The Urban Institute and the Kaiser Commission on Medicaid and the Uninsured released a report on July 18, 2013, describing the effects on the number of uninsured, hospital reimbursement, and federal funding in the states that do not expand Medicaid pursuant to the Patient Protection and Affordable Care Act (PPACA) (P.L. 111-148). The study updated previous analyses to reflect the most recent legislative actions.

As of mid-July 2013, 24 states have committed to expand Medicaid, and 21 have decided against it. The debate continues in six states—Indiana, Michigan, New Hampshire, Ohio, Pennsylvania, and Tennessee.

The Uninsured

Originally, it was projected that 13.1 million people who are currently uninsured would be covered by Medicaid under PPACA. Of those, about 4.8 million, or 36 percent, live in states that are expanding Medicaid; 6.3 million live in states that have refused expansion. In the six undecided states, 2.1 million people who are uninsured now would be eligible for Medicaid under expansion.

According to the study, 64 percent of the individuals who would be covered by Medicaid under expansion live in states that will not do so or are still debating. Texas, Florida, and Georgia alone account for half of the potential enrollees.

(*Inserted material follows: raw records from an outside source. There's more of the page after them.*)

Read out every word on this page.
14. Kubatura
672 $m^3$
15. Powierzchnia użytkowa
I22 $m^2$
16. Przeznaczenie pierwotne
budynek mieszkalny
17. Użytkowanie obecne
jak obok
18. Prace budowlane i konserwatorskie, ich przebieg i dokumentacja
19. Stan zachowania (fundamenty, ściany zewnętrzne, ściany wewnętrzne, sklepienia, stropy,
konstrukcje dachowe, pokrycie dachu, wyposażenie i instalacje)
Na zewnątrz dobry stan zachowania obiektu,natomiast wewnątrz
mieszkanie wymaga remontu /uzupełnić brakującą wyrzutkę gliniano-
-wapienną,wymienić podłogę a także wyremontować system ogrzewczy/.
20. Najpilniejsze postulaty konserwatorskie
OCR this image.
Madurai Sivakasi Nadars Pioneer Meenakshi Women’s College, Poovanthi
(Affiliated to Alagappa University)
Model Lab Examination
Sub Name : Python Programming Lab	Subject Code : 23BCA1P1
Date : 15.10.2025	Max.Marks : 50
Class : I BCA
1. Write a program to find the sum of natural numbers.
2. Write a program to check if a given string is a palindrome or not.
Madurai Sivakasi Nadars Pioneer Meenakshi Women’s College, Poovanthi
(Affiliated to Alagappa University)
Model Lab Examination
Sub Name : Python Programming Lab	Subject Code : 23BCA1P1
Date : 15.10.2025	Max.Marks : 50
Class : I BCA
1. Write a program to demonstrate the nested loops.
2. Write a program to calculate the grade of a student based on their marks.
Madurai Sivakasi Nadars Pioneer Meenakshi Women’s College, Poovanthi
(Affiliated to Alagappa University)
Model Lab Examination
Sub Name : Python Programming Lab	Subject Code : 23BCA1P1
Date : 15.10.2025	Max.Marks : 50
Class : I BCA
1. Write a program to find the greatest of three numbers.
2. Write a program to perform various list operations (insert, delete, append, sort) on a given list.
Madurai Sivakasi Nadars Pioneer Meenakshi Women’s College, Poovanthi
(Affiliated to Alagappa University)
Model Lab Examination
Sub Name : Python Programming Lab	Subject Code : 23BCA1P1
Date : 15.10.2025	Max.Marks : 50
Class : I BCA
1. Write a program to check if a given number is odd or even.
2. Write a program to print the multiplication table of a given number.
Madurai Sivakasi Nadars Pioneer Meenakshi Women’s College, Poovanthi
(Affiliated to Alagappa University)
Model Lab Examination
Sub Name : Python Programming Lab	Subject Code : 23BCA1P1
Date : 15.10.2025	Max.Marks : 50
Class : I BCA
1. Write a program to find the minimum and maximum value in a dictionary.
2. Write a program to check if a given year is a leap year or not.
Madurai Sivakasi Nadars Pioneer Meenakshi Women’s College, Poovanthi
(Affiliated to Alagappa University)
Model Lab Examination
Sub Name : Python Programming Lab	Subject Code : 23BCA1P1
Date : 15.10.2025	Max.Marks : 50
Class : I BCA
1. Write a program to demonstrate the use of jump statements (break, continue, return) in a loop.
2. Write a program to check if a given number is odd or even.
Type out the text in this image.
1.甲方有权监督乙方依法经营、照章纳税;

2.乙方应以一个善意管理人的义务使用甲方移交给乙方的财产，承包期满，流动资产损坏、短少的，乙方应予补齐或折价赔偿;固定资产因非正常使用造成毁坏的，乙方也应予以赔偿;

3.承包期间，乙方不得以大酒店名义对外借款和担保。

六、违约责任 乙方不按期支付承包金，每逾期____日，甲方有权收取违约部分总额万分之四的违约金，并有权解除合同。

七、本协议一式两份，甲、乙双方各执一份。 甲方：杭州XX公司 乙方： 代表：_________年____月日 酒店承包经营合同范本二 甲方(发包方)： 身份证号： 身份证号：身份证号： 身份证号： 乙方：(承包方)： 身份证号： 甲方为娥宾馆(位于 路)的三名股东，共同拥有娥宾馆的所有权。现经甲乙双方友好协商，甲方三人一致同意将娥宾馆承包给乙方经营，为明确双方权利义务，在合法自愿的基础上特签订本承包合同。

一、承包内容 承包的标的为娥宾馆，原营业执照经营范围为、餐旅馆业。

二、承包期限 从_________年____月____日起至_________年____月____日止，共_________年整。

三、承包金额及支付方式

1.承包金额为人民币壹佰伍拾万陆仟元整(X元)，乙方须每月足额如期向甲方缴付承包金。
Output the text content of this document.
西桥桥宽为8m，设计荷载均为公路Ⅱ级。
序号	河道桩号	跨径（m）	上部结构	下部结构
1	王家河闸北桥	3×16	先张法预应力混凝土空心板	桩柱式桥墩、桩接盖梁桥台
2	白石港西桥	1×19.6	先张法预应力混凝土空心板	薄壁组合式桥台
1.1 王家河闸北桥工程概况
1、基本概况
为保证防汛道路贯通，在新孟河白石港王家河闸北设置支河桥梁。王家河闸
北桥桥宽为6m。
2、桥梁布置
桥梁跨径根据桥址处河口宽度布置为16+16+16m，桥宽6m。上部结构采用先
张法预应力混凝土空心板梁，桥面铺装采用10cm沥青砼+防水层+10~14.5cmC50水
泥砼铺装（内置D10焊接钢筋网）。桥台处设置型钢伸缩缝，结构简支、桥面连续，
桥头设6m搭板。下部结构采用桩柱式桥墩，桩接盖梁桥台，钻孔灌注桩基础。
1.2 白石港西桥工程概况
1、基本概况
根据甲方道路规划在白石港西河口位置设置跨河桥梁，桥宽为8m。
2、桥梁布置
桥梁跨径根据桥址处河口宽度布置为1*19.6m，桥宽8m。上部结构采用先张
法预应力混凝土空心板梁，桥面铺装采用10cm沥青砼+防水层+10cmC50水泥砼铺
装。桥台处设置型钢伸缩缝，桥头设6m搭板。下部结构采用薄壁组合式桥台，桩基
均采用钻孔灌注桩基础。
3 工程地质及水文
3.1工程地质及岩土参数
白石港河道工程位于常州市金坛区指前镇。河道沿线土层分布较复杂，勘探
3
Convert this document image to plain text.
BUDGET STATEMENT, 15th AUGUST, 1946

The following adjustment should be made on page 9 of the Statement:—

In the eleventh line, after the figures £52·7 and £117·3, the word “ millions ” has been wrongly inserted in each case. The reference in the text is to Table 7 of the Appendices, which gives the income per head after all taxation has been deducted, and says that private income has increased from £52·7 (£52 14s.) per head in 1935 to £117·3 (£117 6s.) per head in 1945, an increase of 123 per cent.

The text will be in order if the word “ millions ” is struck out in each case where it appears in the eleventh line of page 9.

Growth in Enrollment and Federal Funds

The states that have not expanded or are still debating have had lower income limits than the expansion states. They would see both the biggest increases in Medicaid enrollment and the biggest influx of federal funds.

Other Economic Effects

Because PPACA reduces funding for Medicare and Medicaid disproportionate share hospital payments nationwide, the hospitals in states that do not expand Medicaid will lose that funding, but they will not receive Medicaid payment for serving the uninsured. States with uncompensated care programs will not see a drop in payment for those programs unless they expand Medicaid. The nonexpansion states also will miss the increased tax revenue resulting from the job growth that would accompany new coverage of the uninsured.